A recent Supreme Court of NSW decision has found that the Strata Schemes Management Act 1996 (NSW) ("SSMA1996") operates so that a lot owner has no remedy against an owners corporation in common law nuisance.
The decision firmly bars the gate for common law nuisance claims where the SSMA1996 applies, but with the advent of changes to strata legislation with effect from 30 November 2016 the question remains whether there is a chink of light in the gate for a common law nuisance claim post 30 November 2016.
McElwaine v The Owners – Strata Plan No. 75975  NSWSC 1589
His Honour Acting Justice Young, in McElwaine v The Owners – Strata Plan No. 75975  NSWSC 1589 followed the lead of the Court of Appeal in recent decisions and found that a lot owner could not maintain an action for common law nuisance against an owners corporation.

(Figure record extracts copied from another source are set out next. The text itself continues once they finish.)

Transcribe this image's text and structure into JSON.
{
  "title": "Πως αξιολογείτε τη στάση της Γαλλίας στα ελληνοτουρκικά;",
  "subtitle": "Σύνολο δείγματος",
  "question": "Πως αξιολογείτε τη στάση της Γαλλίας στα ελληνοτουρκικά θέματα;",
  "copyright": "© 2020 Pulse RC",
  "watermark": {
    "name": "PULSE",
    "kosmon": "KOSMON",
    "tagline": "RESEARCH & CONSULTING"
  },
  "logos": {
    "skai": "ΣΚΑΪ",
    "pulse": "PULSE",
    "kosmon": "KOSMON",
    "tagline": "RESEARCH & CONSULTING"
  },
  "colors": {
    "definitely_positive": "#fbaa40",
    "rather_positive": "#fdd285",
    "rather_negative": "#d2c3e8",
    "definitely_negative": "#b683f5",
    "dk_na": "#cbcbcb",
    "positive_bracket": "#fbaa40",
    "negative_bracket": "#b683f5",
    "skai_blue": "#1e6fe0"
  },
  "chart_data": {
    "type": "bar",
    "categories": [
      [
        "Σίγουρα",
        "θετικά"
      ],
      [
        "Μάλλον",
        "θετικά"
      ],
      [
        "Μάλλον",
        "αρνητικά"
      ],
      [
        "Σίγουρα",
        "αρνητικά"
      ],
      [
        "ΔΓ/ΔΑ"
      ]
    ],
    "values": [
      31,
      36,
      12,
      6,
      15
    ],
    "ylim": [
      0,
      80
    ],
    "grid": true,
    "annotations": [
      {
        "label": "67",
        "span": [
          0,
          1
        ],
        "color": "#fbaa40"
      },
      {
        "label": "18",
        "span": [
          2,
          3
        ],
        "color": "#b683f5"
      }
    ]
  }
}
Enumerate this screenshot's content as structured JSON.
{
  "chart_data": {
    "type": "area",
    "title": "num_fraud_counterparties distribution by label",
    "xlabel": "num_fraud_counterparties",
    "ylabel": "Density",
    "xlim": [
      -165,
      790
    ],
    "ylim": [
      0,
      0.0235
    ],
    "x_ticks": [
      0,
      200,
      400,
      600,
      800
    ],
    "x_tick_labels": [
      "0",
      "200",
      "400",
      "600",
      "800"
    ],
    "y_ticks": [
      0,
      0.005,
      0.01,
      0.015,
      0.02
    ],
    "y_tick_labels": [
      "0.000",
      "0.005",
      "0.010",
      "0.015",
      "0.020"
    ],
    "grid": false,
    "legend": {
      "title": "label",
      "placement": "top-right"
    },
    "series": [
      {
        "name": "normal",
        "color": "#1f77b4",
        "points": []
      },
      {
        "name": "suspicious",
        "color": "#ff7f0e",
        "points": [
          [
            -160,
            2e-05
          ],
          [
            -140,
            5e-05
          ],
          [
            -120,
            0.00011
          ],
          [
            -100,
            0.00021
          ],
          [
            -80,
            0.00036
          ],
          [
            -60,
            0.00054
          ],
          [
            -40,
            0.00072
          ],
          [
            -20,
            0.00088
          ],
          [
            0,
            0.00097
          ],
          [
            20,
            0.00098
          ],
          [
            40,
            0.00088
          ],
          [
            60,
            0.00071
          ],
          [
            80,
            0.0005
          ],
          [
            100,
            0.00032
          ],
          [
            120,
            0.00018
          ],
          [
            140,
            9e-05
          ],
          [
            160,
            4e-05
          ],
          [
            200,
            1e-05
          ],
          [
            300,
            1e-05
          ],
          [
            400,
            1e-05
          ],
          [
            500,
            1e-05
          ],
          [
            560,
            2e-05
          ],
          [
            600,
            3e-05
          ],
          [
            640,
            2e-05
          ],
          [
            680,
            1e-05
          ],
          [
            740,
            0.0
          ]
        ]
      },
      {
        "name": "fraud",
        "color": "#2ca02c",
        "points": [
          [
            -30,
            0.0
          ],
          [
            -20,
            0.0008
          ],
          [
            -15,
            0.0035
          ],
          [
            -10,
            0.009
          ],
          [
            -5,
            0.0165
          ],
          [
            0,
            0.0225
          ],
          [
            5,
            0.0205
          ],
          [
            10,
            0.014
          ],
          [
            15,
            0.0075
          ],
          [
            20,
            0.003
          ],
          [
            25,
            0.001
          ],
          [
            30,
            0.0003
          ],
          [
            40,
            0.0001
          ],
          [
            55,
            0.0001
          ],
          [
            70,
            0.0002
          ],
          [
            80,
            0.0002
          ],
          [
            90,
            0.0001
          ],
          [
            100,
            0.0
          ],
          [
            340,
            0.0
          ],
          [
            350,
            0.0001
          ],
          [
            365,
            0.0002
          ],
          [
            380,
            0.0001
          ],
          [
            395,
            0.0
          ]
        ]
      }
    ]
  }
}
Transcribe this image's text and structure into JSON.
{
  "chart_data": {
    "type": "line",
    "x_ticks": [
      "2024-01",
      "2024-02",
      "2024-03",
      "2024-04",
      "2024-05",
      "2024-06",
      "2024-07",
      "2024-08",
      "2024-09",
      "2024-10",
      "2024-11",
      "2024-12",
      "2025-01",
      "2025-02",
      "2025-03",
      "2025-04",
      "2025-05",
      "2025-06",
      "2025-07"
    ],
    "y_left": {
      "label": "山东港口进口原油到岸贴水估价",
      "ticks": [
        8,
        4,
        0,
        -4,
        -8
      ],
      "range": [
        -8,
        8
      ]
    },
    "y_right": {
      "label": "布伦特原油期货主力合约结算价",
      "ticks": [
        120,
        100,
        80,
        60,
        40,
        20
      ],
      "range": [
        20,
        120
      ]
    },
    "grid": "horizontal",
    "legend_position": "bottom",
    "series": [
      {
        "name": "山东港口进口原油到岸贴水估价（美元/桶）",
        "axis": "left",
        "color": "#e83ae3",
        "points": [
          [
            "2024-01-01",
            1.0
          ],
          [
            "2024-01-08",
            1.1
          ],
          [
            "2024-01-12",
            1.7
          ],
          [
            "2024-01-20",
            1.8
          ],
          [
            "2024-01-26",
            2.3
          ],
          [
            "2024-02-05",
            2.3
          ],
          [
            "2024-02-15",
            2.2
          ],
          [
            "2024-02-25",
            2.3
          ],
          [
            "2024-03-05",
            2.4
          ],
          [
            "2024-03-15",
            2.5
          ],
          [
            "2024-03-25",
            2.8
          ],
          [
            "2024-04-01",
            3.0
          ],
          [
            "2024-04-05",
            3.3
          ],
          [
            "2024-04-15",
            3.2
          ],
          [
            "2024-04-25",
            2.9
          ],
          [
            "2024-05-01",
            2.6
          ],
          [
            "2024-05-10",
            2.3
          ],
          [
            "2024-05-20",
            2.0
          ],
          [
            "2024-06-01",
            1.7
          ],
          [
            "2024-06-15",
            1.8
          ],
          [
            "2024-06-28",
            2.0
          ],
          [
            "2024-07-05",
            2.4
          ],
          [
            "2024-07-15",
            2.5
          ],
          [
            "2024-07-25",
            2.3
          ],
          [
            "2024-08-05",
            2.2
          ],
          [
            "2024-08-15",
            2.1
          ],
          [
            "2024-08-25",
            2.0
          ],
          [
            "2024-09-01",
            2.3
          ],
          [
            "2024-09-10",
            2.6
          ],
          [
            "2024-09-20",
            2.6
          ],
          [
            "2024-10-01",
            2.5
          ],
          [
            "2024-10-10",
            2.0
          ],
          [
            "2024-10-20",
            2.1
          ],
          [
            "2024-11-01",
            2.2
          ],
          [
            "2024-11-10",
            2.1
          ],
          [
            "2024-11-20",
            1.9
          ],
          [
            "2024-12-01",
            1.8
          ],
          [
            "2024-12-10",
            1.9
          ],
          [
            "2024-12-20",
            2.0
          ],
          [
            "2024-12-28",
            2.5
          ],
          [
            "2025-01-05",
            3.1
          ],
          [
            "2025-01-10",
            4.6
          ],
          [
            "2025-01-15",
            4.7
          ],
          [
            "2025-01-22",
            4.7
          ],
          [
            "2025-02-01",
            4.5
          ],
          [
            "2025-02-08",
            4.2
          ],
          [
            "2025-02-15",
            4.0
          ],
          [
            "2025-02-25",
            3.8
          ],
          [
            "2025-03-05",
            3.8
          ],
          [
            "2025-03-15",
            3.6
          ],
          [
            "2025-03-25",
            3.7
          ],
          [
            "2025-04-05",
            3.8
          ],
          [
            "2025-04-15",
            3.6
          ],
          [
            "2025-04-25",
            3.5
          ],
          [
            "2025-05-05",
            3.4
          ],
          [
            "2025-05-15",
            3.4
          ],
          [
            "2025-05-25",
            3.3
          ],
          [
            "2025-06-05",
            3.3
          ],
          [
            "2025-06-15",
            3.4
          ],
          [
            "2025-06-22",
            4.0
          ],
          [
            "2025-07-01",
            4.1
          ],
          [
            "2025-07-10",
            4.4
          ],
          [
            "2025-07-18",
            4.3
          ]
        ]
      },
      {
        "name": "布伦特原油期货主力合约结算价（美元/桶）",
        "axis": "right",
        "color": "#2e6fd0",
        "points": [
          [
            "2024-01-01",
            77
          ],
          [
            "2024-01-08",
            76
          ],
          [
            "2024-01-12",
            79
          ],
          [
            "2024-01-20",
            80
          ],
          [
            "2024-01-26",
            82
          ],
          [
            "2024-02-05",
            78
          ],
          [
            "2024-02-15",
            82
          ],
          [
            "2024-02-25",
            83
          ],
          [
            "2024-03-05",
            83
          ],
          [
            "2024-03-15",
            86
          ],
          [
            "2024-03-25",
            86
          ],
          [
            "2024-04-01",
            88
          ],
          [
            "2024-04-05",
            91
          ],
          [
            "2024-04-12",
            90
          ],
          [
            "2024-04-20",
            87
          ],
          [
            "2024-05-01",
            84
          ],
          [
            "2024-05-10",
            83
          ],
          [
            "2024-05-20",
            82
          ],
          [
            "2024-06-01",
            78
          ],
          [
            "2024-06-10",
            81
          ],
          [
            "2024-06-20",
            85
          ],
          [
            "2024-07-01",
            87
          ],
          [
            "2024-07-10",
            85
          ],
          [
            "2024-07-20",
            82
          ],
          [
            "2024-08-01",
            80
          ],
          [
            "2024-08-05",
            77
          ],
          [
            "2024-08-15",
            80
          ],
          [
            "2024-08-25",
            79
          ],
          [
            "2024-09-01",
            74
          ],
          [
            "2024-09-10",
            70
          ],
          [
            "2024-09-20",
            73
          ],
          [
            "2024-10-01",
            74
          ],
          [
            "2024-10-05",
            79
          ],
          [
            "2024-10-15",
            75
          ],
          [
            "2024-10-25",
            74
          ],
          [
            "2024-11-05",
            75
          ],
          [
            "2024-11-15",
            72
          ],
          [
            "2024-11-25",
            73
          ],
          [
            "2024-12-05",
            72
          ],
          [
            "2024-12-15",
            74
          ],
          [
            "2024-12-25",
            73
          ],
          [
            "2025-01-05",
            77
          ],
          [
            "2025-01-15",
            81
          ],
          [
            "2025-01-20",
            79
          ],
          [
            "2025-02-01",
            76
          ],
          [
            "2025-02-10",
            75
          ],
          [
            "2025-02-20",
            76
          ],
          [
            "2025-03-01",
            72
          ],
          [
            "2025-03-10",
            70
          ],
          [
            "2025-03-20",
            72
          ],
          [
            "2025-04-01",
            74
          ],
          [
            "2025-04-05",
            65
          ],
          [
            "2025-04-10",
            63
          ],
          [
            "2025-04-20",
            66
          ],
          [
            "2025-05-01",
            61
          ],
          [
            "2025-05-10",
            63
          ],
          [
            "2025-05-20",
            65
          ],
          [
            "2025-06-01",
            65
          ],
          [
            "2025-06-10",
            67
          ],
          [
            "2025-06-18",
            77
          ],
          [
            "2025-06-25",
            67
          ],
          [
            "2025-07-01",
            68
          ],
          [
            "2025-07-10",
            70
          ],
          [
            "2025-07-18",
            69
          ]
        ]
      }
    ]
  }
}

The facts in the matter were as follows:
- The plaintiff owned a second floor unit in a multi-storey apartment in Newcastle East, NSW.
- There were multiple construction defects in the complex that affected waterproofing of the plaintiff's unit.
- Between 8 – 12 June 2007 and 2 – 3 March 2013 there was heavy rainfall in Newcastle which resulted in water penetration into the plaintiff's unit from the common property.
- The Plaintiff's unit was unfit for habitation since early March 2013, and the damages suffered by the Plaintiff were a diminution in the value of the unit (claimed to be $860,000), loss of rent and out-of-pocket expenses for reports
The Question For Determination
Prior to the case going before Young AJ, the pleadings were that the owners corporation had a statutory duty under section 62 of the SSMA1996 to properly maintain and keep in repair the common property.
The owners corporation moved to strike out the statement of claim presumably on the basis that decisions by the Court of Appeal have found that a breach of section 62 doesn't give rise to damages.
The plaintiff re-pleaded on the basis that the owners corporation had breached a common law duty not to continue a nuisance or to adopt a nuisance.
The matter then came before his Honour with the sole question for determination being:
"Whether the legal effect of Ch 5 of the SSMA1996 [Disputes and Orders of Adjudicators and the Tribunal] is that the plaintiff has no remedy against the defendant in common law nuisance in relation to the claim pleaded in the proposed Further Amended Statement of Claim".
The Nuisance Factor
His Honour made comments that he was doubtful as to whether there was in fact a nuisance on the facts, but made no such determination because that question wasn't before him.
Young AJ referred to The Law of Torts in Australia (5th ed 2011) which states that a nuisance is adopted by an occupier or continued by an occupier if the occupier knows of, or ought to know of, its existence and fails to take reasonable steps to bring the nuisance to an end.
His Honour found it difficult to see that there was a nuisance and noted that "there must be a lot to be said for the proposition that you cannot adopt or continue a nuisance unless the nuisance first exists".
Young AJ noted the decisions of Owners Strata Plan 50276 v Thoo (2013) 17 BPR 33 and Ridis v Strata Plan 10308 (2005) 63 NSWLR 449 evince the Court of Appeal doesn't consider that a breach of the obligation in section 62 of the SSMA1996 (which requires an owners corporation to properly maintain and keep in a good and serviceable repair the common property) sounds in damages.
His Honour referred to the decision of Acting Justice of Appeal Tobias, in Thoo's case, where he found that the SSMA1996 was so structured that disputes as to a strata scheme were to be resolved in a manner which does not involve the payment of damages.
Young AJ followed the reasoning of Tobias AJA to find that although in Thoo's case the issue was enforcement of a statutory duty, it is clear that the SSMA1996 also operates so that a lot owner has no remedy against an owners corporation in common law nuisance.
Is the Door Firmly Shut For Future Nuisance Actions?
The Strata Schemes Management Act 2015 (NSW) ("SSMA2015") represents a significant overhaul of strata legislation in NSW and the bulk of that act comes into effect on 30 November 2016.
The statutory duty in the existing section 61 is replicated in the new section 106 in the SSMA2015, however, there is an additional provision in section 106(5) which allows a lot owner to recover from the owners corporation as damages for breach of statutory duty any reasonably foreseeable loss suffered by the owners as a result of a contravention of section 106 by the owners corporation.
Section 106(6) allows an action for breach of a statutory duty to be brought within 2 years after the owner first becomes aware of the loss.
Accordingly, with the door opened for damages claims for breach of a statutory duty, the question remains whether the issue of whether there is also a common law right after 30 November 2016 is still a live issue.
The content of this article is intended to provide a general guide to the subject matter. Specialist advice should be sought about your specific circumstances.